Thursday, February 24, 2011

The Copper Mirrors and the Copper Kiyyor

In this week's parsha, Vayakhel, we see that (Shemos 38:8) "He made the Kiyyor of copper and its pedestal of copper with the mirrors of the women who congregated at the entrance of the tent of the meeting." The question here is, why was the kiyyor made with the mirrors? The parsha tells us there was a surplus of materials, yet the kiyyor was made from the women's mirror's? First of all, Rav Moshe Feinstein points out that the kiyyor is very important because most other vessels were purified through the kiyyor. Also, how can you use a vessel, like a mirror, that is used for such a physical thing, like making yourself look good, for the holy temple?

Rashi comes to tell us that Moshe, at first, did not accept the women's donation of the mirrors because he thought they were an inappropriate contribution for the previously stated reason. However, G-D commanded Moshe to accept them. Why? Because it was through these mirrors that the Jewish people were able to be fruitful and multiplied. As the famous Midrash tells us, the women would make themselves look enticing for their husbands after their hard day working as slaves for the Egyptians. This caused the exhausted men to lust after their wives, even though they were exhausted, and more babies were born because of this. Thus, we see that even things that seem unholy can be used and treated as holy objects if the intent behind the use of those objects is holy.

There is at least one other time when an object that is, seemingly, unholy but it is given a holy status.
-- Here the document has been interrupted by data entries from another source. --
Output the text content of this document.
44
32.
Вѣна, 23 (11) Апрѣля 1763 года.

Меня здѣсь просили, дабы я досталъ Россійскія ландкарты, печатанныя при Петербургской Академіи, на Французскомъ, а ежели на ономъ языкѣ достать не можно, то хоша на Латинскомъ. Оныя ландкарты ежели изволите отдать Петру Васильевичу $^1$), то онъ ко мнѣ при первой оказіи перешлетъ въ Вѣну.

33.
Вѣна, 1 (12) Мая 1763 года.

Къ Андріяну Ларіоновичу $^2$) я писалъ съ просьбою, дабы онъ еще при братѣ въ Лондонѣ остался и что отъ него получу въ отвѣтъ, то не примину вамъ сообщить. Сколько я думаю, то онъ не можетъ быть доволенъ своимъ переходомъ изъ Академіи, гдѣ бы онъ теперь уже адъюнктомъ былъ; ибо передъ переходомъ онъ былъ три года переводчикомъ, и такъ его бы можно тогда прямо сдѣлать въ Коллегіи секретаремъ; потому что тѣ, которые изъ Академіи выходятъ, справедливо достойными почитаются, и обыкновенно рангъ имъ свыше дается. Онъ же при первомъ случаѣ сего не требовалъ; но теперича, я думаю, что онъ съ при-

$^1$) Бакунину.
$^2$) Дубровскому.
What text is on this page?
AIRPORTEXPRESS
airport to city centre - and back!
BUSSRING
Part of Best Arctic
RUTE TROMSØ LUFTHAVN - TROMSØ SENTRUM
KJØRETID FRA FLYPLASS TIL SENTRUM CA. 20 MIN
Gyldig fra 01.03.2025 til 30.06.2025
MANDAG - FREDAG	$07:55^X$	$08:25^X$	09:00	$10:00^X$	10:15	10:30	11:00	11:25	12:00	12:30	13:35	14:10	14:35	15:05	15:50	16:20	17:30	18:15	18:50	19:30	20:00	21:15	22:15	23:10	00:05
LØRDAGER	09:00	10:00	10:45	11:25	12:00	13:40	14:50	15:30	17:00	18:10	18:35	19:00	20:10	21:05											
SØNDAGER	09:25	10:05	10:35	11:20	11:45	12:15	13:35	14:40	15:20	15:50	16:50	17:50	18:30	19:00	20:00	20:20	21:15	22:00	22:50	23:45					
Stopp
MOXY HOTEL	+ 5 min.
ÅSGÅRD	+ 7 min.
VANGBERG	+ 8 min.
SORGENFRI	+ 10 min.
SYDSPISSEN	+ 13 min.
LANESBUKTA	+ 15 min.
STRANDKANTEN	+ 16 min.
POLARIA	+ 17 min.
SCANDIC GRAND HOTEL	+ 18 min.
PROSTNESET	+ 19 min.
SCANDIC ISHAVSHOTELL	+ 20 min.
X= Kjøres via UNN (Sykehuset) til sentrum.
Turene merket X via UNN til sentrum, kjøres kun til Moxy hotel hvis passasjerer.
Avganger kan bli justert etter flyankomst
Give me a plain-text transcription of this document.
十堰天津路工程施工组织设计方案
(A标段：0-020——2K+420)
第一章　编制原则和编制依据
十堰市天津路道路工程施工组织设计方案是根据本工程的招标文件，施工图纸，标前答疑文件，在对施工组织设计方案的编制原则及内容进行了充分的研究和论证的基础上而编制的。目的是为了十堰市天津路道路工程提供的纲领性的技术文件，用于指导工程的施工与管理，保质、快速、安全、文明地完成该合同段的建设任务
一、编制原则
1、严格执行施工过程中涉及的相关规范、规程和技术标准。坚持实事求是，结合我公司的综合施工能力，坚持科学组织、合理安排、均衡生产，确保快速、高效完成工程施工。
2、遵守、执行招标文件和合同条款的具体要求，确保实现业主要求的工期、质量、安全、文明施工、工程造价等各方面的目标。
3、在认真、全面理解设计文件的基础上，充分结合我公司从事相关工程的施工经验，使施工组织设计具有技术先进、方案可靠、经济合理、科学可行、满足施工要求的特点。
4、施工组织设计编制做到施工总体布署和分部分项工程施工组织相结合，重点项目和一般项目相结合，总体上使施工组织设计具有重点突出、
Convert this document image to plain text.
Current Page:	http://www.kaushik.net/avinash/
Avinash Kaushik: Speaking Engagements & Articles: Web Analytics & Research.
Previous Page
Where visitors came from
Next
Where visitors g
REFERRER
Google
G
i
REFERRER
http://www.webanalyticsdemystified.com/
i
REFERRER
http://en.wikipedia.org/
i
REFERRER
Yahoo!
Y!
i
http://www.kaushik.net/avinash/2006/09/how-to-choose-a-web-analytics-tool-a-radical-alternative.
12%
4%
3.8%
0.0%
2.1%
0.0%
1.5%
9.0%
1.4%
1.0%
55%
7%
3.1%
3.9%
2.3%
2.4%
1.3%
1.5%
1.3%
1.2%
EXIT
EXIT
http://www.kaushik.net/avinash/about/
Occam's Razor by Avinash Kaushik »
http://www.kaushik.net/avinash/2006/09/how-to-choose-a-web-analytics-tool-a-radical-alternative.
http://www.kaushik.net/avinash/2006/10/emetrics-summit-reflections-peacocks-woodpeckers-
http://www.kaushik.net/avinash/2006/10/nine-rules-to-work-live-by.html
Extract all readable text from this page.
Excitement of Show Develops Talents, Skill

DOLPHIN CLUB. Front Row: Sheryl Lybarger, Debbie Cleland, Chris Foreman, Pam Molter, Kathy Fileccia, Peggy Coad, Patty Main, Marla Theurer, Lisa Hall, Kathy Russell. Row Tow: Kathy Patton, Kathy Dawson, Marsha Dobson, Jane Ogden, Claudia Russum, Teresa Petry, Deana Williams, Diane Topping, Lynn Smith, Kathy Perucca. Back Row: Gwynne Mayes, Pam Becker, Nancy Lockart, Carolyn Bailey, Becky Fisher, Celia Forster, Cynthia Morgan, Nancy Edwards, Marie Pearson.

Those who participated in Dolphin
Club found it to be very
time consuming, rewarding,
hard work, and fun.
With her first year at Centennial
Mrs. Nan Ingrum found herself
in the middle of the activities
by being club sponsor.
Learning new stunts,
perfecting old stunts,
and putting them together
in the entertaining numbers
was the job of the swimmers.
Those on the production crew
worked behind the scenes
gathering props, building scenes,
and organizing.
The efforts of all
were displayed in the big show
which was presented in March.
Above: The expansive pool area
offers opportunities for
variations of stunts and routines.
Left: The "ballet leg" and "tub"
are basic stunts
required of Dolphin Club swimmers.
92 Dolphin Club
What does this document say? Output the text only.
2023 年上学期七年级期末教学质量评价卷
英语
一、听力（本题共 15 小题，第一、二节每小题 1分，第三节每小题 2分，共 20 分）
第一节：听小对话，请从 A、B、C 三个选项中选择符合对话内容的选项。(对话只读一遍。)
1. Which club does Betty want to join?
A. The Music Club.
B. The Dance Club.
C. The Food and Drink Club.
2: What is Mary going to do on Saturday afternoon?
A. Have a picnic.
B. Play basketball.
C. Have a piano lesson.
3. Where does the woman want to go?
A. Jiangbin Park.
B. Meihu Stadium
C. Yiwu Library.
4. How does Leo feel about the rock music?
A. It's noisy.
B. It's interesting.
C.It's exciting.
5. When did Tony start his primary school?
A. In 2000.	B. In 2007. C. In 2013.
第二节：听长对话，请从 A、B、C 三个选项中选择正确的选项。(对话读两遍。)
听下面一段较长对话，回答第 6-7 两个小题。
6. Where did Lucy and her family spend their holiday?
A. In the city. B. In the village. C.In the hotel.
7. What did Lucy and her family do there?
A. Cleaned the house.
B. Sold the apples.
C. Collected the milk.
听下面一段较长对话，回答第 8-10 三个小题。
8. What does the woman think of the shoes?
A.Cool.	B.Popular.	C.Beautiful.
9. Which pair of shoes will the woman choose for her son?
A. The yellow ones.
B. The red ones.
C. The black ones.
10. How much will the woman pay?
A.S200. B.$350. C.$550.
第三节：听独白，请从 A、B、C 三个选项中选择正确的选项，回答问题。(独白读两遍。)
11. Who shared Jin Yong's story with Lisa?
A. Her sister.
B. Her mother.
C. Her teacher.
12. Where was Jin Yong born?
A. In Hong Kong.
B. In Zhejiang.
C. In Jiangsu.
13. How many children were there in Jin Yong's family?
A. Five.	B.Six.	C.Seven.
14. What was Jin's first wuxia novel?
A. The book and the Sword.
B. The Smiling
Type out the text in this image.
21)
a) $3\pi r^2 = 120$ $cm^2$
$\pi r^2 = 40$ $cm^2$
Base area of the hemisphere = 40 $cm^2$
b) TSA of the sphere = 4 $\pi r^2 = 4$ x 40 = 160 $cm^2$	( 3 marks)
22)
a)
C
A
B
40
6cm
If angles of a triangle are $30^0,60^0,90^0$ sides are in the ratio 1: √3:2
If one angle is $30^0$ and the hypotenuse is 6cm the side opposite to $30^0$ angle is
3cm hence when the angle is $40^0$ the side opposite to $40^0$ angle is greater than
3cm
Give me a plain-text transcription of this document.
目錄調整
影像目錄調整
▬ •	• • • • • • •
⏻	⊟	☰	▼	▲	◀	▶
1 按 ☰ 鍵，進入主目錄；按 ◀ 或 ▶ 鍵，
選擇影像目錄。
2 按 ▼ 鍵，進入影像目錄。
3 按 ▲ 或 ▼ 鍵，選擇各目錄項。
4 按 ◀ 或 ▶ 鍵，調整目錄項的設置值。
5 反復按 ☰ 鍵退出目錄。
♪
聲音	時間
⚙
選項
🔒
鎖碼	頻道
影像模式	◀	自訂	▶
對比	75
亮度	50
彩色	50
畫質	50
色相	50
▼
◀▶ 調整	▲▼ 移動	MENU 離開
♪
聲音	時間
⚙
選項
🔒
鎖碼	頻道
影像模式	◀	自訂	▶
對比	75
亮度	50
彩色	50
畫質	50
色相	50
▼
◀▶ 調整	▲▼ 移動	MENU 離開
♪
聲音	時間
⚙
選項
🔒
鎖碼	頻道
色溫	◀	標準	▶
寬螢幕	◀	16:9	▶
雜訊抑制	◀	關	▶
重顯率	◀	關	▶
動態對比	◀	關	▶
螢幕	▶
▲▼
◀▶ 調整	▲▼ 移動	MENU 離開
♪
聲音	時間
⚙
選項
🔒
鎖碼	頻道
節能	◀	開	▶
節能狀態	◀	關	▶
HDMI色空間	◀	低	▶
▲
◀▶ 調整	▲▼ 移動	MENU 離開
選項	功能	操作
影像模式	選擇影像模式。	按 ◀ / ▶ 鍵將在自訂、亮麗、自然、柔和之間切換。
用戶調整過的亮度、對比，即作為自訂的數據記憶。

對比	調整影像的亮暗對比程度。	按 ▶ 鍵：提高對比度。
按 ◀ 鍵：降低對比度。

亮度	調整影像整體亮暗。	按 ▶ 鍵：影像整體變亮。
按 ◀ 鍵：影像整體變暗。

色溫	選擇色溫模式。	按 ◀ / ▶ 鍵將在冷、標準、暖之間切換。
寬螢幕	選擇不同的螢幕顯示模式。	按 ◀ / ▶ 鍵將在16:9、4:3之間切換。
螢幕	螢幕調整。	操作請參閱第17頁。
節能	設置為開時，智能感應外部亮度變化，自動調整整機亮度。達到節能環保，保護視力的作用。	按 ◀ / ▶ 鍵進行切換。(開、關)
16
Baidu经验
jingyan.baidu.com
This is the sword of Goliath that David won after killing him. In the book of Samuel 1 (21) when David goes to the city of Nob, where the Mishkan was located, he requests a weapon. The priest tells him "The sword of Goliath the Philistine, whom you killed in the Valley of Elah, is here; it is wrapped in a cloth behind the ephod." Why was it located in such a holy place? Behind the Ephod is surly no place for a weapon, especially one that has been used to kill. This teaches the same lesson as the copper mirrors. Obviously, David only used the sword to kill and protect people for the sake of G-D and the Jewish people. He did not kill because he enjoyed killing, or for his own glory. David was completely devoted to G-D and tried his best to follow in the ways of G-D. Therefore, his sword was considered holy because he killed Goliath for G-D and Israel's sake. As the verse tells us (Samuel I 17:26), "And David spoke to the men that stood by him, saying: 'What shall be done to the man that killeth this Philistine, and taketh away the taunt from Israel? for who is this uncircumcised Philistine, that he should have taunted the armies of the living God?" David wanted someone to stand up for G-D and the Jewish people.

Both Goliath's sword being behind the Ephod and the copper mirrors being used for the kiyyor teach us a very valuable lesson. Anyone can make anything into something holy all that really matters is the intentions a person has when performing that action. Killing and sexual relations are usually considered to be the most base and non-spiritualistic actions a person can do, but even these actions can be elevated to something holy depending on the intentions behind them. If a person is fighting to defend the Jewish people there is nothing more holy than that. If someone has the intention to go out of their way in order to perpetuate the Jewish nation, that is a great act. Almost anything can be turned into something great based on the intentions behind the actions. The right intentions can bring along with them true holiness.